Bill Loveless: Justin, I’m so happy that you made that point about local journalism, and again, and maybe it’s because I’m a fellow who once worked on a newspaper called the Pawtucket Times, a local paper. I agree. I think it’s so important that local reporters are engaged in this, covering this topic, and that’s a tough one because you look at what’s going on in local newsrooms, they’re small, staff is declining, they’re covering many, many things at once. But a common thread is often going to be climate change issues in the reporting that they’re doing.

Thanks again for raising that and while we’re at it, gives me the opportunity to note that the Center on Global Energy Policy will soon announce applications for its 2024 Energy Journalism Fellows program. EJF is an annual seminar held in New York City where journalists from the United States and around the world from big and small outlets have an opportunity to study more deeply complex issues associated with energy and climate change. Jen, you are among the 140 journalists who have participated in the program since its inception in 2017, and Justin, you’ve served on EJF’s advisory committee, and I just want to take the opportunity to thanking each of you for your support for that program.

Justin Worland: It’s a great program.

Jennifer Dlouhy: Absolutely.

Bill Loveless: Thank you. With that, I appreciate this opportunity to take a big snapshot at the year 2024 for Climate Energy Policy Regulation wherewithal here in the nation’s capital and for its implications for regions far from Washington. Thank you, Jennifer Dlouhy, Justin Worland, for joining us today on Columbia Energy Exchange.

Justin Worland: Thanks, Bill.

Jennifer Dlouhy: Thank you for the opportunity.

Bill Loveless: That’s it for this week’s episode of Columbia Energy Exchange. Thank you again, Jennifer Dlouhy and Justin Worland, and thank you for listening. The show is brought to you by the Center on Global Energy Policy at Columbia University School of International and Public Affairs. The show is hosted by Jason Bordoff and me, Bill Loveless. The show is produced by Erin Hardick from Latitude Studios. Additional support from Lilly Lee, Caroline Pitman and Kyu Lee. Roy Campanella is the Sound Engineer. For more information about the show or the Center on Global Energy Policy, visit us online at energypolicy.columbia.edu or follow us on social media, @ColumbiaUEnergy. You can rate the show on Apple or Spotify. You can also let us know what you think by leaving a review. If you really like this episode, share it with a friend or a colleague. It helps us reach more listeners like yourself. We’ll be back next week with another conversation.

As 2024 kicks off, energy and climate policy discussions loom large in Washington. With the added complexity of the November presidential elections in the U.S., it remains uncertain what will happen regarding the increasingly partisan issues of environmental regulation and green industrial policy.

The Biden administration plans to continue implementing the Inflation Reduction Act, but Republicans in Congress could take action to hinder further progress.
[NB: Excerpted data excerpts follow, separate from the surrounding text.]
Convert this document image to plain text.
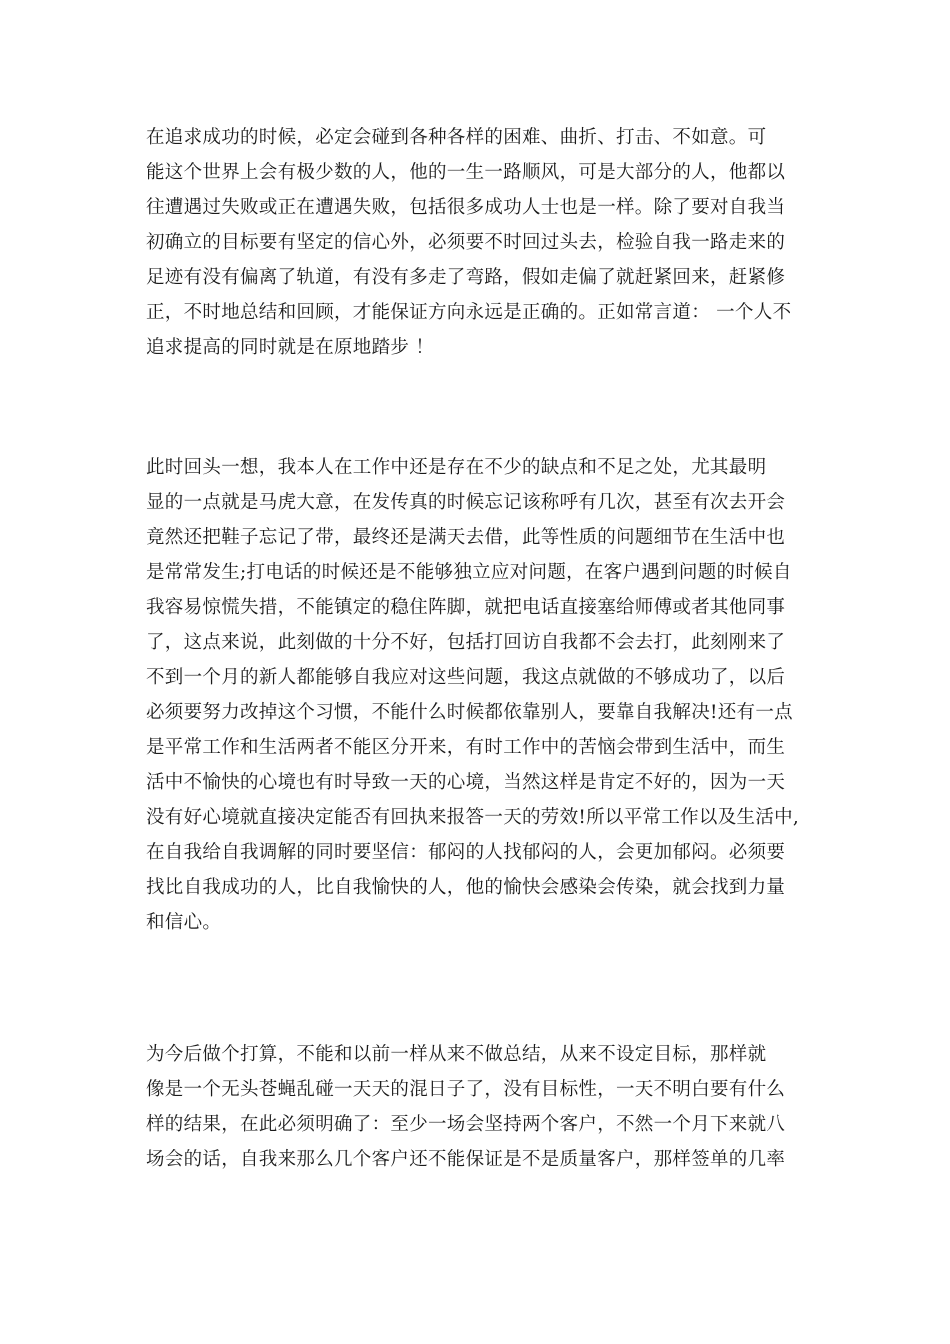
在追求成功的时候，必定会碰到各种各样的困难、曲折、打击、不如意。可
能这个世界上会有极少数的人，他的一生一路顺风，可是大部分的人，他都以
往遭遇过失败或正在遭遇失败，包括很多成功人士也是一样。除了要对自我当
初确立的目标要有坚定的信心外，必须要不时回过头去，检验自我一路走来的
足迹有没有偏离了轨道，有没有多走了弯路，假如走偏了就赶紧回来，赶紧修
正，不时地总结和回顾，才能保证方向永远是正确的。正如常言道： 一个人不
追求提高的同时就是在原地踏步 ！

此时回头一想，我本人在工作中还是存在不少的缺点和不足之处，尤其最明
显的一点就是马虎大意，在发传真的时候忘记该称呼有几次，甚至有次去开会
竟然还把鞋子忘记了带，最终还是满天去借，此等性质的问题细节在生活中也
是常常发生;打电话的时候还是不能够独立应对问题，在客户遇到问题的时候自
我容易惊慌失措，不能镇定的稳住阵脚，就把电话直接塞给师傅或者其他同事
了，这点来说，此刻做的十分不好，包括打回访自我都不会去打，此刻刚来了
不到一个月的新人都能够自我应对这些问题，我这点就做的不够成功了，以后
必须要努力改掉这个习惯，不能什么时候都依靠别人，要靠自我解决!还有一点
是平常工作和生活两者不能区分开来，有时工作中的苦恼会带到生活中，而生
活中不愉快的心境也有时导致一天的心境，当然这样是肯定不好的，因为一天
没有好心境就直接决定能否有回执来报答一天的劳效!所以平常工作以及生活中,
在自我给自我调解的同时要坚信：郁闷的人找郁闷的人，会更加郁闷。必须要
找比自我成功的人，比自我愉快的人，他的愉快会感染会传染，就会找到力量
和信心。

为今后做个打算，不能和以前一样从来不做总结，从来不设定目标，那样就
像是一个无头苍蝇乱碰一天天的混日子了，没有目标性，一天不明白要有什么
样的结果，在此必须明确了：至少一场会坚持两个客户，不然一个月下来就八
场会的话，自我来那么几个客户还不能保证是不是质量客户，那样签单的几率
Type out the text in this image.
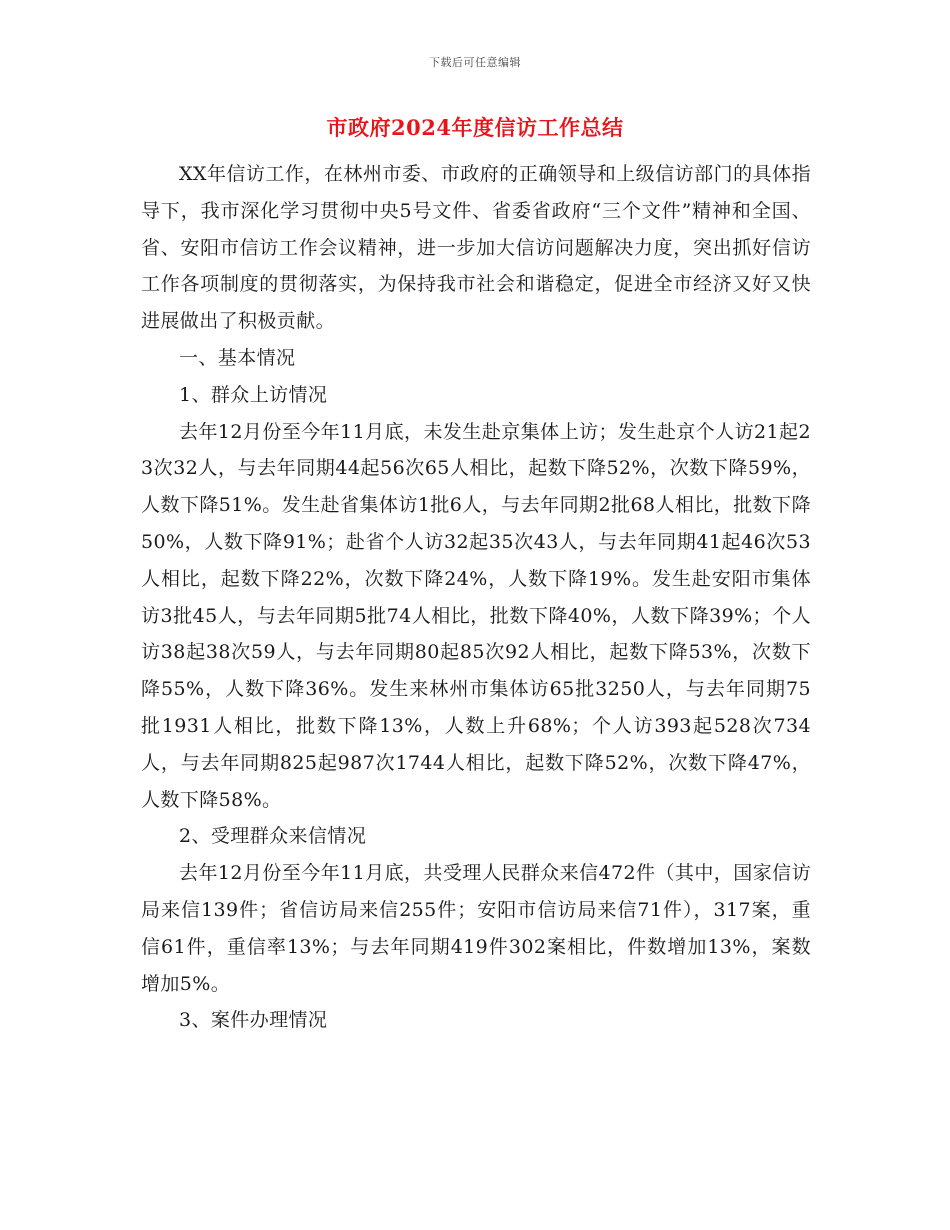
下载后可任意编辑
市政府2024年度信访工作总结

XX年信访工作，在林州市委、市政府的正确领导和上级信访部门的具体指导下，我市深化学习贯彻中央5号文件、省委省政府“三个文件”精神和全国、省、安阳市信访工作会议精神，进一步加大信访问题解决力度，突出抓好信访工作各项制度的贯彻落实，为保持我市社会和谐稳定，促进全市经济又好又快进展做出了积极贡献。

一、基本情况

1、群众上访情况

去年12月份至今年11月底，未发生赴京集体上访；发生赴京个人访21起23次32人，与去年同期44起56次65人相比，起数下降52%，次数下降59%，人数下降51%。发生赴省集体访1批6人，与去年同期2批68人相比，批数下降50%，人数下降91%；赴省个人访32起35次43人，与去年同期41起46次53人相比，起数下降22%，次数下降24%，人数下降19%。发生赴安阳市集体访3批45人，与去年同期5批74人相比，批数下降40%，人数下降39%；个人访38起38次59人，与去年同期80起85次92人相比，起数下降53%，次数下降55%，人数下降36%。发生来林州市集体访65批3250人，与去年同期75批1931人相比，批数下降13%，人数上升68%；个人访393起528次734人，与去年同期825起987次1744人相比，起数下降52%，次数下降47%，人数下降58%。

2、受理群众来信情况

去年12月份至今年11月底，共受理人民群众来信472件（其中，国家信访局来信139件；省信访局来信255件；安阳市信访局来信71件），317案，重信61件，重信率13%；与去年同期419件302案相比，件数增加13%，案数增加5%。

3、案件办理情况
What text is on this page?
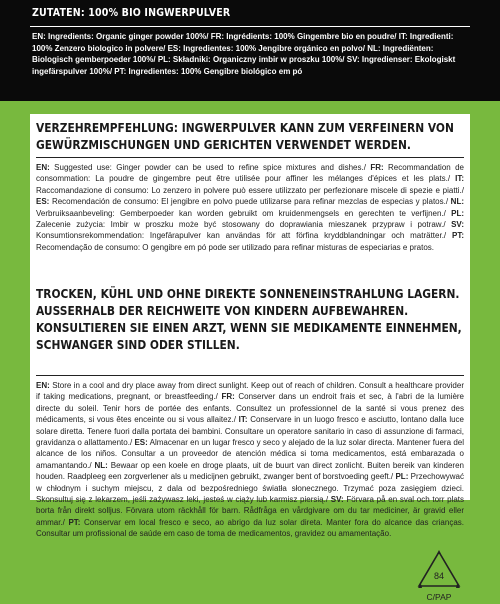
ZUTATEN: 100% BIO INGWERPULVER
EN: Ingredients: Organic ginger powder 100%/ FR: Ingrédients: 100% Gingembre bio en poudre/ IT: Ingredienti: 100% Zenzero biologico in polvere/ ES: Ingredientes: 100% Jengibre orgánico en polvo/ NL: Ingrediënten: Biologisch gemberpoeder 100%/ PL: Składniki: Organiczny imbir w proszku 100%/ SV: Ingredienser: Ekologiskt ingefärspulver 100%/ PT: Ingredientes: 100% Gengibre biológico em pó
VERZEHREMPFEHLUNG: INGWERPULVER KANN ZUM VERFEINERN VON GEWÜRZMISCHUNGEN UND GERICHTEN VERWENDET WERDEN.
EN: Suggested use: Ginger powder can be used to refine spice mixtures and dishes./ FR: Recommandation de consommation: La poudre de gingembre peut être utilisée pour affiner les mélanges d'épices et les plats./ IT: Raccomandazione di consumo: Lo zenzero in polvere può essere utilizzato per perfezionare miscele di spezie e piatti./ ES: Recomendación de consumo: El jengibre en polvo puede utilizarse para refinar mezclas de especias y platos./ NL: Verbruiksaanbeveling: Gemberpoeder kan worden gebruikt om kruidenmengsels en gerechten te verfijnen./ PL: Zalecenie zużycia: Imbir w proszku może być stosowany do doprawiania mieszanek przypraw i potraw./ SV: Konsumtionsrekommendation: Ingefärapulver kan användas för att förfina kryddblandningar och maträtter./ PT: Recomendação de consumo: O gengibre em pó pode ser utilizado para refinar misturas de especiarias e pratos.
TROCKEN, KÜHL UND OHNE DIREKTE SONNENEINSTRAHLUNG LAGERN. AUSSERHALB DER REICHWEITE VON KINDERN AUFBEWAHREN. KONSULTIEREN SIE EINEN ARZT, WENN SIE MEDIKAMENTE EINNEHMEN, SCHWANGER SIND ODER STILLEN.
EN: Store in a cool and dry place away from direct sunlight. Keep out of reach of children. Consult a healthcare provider if taking medications, pregnant, or breastfeeding./ FR: Conserver dans un endroit frais et sec, à l'abri de la lumière directe du soleil. Tenir hors de portée des enfants. Consultez un professionnel de la santé si vous prenez des médicaments, si vous êtes enceinte ou si vous allaitez./ IT: Conservare in un luogo fresco e asciutto, lontano dalla luce solare diretta. Tenere fuori dalla portata dei bambini. Consultare un operatore sanitario in caso di assunzione di farmaci, gravidanza o allattamento./ ES: Almacenar en un lugar fresco y seco y alejado de la luz solar directa. Mantener fuera del alcance de los niños. Consultar a un proveedor de atención médica si toma medicamentos, está embarazada o amamantando./ NL: Bewaar op een koele en droge plaats, uit de buurt van direct zonlicht. Buiten bereik van kinderen houden. Raadpleeg een zorgverlener als u medicijnen gebruikt, zwanger bent of borstvoeding geeft./ PL: Przechowywać w chłodnym i suchym miejscu, z dala od bezpośredniego światła słonecznego. Trzymać poza zasięgiem dzieci. Skonsultuj się z lekarzem, jeśli zażywasz leki, jesteś w ciąży lub karmisz piersią./ SV: Förvara på en sval och torr plats borta från direkt solljus. Förvara utom räckhåll för barn. Rådfråga en vårdgivare om du tar mediciner, är gravid eller ammar./ PT: Conservar em local fresco e seco, ao abrigo da luz solar direta. Manter fora do alcance das crianças. Consultar um profissional de saúde em caso de toma de medicamentos, gravidez ou amamentação.
84
C/PAP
And government agencies, like the Federal Energy Regulatory Commission and the Environmental Protection Agency, could be significantly impacted by the Supreme Court’s ruling on a case that questions agencies’ ability to enact regulations. 

So, what can we expect to happen in the nation’s capital on the energy and climate front this year? And where are the reporters who follow this beat going to focus their attention? 

This week host Bill Loveless talks with journalists Jennifer Dlouhy and Justin Worland about what they’re keeping an eye on this year, and how Democrats and Republicans might approach major energy policy issues. 

Jennifer is an energy and environmental policy reporter at Bloomberg News. Before joining Bloomberg in 2015, she was the Washington correspondent for the Houston Chronicle where she covered energy and environmental policy with a special focus on oil and gas.Justin is a senior correspondent at TIME, where he covers climate change and the intersection of policy, politics, and society. In 2022, he received Covering Climate Now’s inaugural Climate Journalist of the Year Award.